When I first read the last paragraph, I thought "Tear apart Holidays on Ice? But David Sedaris is awesome!"

Posted by: Empress of All the Russias at August 10, 2009 10:12 PM

Hey hey tinmo I had hotmail for years. Until it fucked me hard and mercilessly without even giving me some bar peanuts, much less a drink.
I come by my hate honestly, it's not some random hotmail prejudice.
Gmail rules.

Posted by: myysharona (formerly Sharon) at August 10, 2009 10:34 PM

You referenced Noises Off. I sort of love you.

Posted by: coveredinbees at August 10, 2009 10:53 PM

Mr. Prisco, you make good cookies. Nice review. But I don't think so on this one and I'm glad you told me why. Flip floppy, hipster non-committing, easily defensible as 'oh, that? didn't care, really' type of effort. Commit if you're legit, I say.

Also, there was that link to the interview of her and the Jake/character-who-plays-the-director guy...they simply couldn't make any sense whatsoever in defending why they chose to make a documentary and tack on a scripted love affair to it (the fact they scripted it was completely confirmed by them). They obviously didn't have a clue what they meant to achieve with the Micheal Cera thread, and it seems to show in the film. They were pretty excited in the interview, but not about the film so much as getting the distribution deal and people to watch it. That idea of getting an audience was the important part, from what they said.

I think the young'uns have forgotten that it helps to provide something of value to look at if they are able to attract eyeballs. It bothers me when talented people waste my time by not really trying.

Posted by: replica at August 11, 2009 12:01 AM

I'm trying to figure out if that chick is cute like Lisa Loeb...or tragically ugly.

Posted by: grumpyoldman at August 11, 2009 8:46 AM

Tragically ugly, no question.

Favorite David Sedaris quote: [about weepy maudlin play he saw with Hugh] "I asked if he always cried during comedies, and he accused me of being grossly insensitive, a charge I'm trying to plea-bargain down to simply obnoxious."

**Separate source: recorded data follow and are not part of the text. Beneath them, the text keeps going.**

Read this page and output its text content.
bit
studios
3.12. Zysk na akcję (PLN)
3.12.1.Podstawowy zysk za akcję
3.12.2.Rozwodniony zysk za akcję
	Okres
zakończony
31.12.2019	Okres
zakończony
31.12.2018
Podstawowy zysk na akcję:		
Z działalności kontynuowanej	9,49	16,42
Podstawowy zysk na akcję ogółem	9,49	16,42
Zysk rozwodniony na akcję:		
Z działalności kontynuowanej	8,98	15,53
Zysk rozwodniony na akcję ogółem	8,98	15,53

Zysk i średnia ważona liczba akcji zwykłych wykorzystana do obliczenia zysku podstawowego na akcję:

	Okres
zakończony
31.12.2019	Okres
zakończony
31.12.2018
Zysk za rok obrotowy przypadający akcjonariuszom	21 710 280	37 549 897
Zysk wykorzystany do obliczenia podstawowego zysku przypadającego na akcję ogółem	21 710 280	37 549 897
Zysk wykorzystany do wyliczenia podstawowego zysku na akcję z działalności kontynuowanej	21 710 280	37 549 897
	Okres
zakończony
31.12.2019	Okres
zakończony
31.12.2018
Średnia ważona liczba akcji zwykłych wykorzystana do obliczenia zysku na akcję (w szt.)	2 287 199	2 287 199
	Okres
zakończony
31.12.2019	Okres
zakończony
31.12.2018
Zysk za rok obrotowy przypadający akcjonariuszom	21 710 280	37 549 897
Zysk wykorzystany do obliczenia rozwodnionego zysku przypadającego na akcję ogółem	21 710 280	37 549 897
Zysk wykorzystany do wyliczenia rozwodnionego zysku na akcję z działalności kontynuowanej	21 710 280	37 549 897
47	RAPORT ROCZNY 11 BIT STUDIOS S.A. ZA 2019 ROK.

Posted by: Geetch at August 11, 2009 2:22 PM

the fourth of october is my birthday so you better have a cut-out heart ready for me

Posted by: snarla at August 11, 2009 2:51 PM

dude! My birthday is october 4 too... I better not have Dane Cook call me out on some shit i'm not aware of yet.

and go snarla, you must be wretchedly cool.

Posted by: patchfire at August 11, 2009 10:54 PM

Geez how many people know what Noises Off is? Hands? Good. How many people got the reference? Fewer, ok, ok. How many people have actually performed in Noises Off? Just me? -sigh-

I like you the bestest, Prisco, because your set of cultural markers matches up neatly with mine and makes me feel smarter when I'm reading your reviews.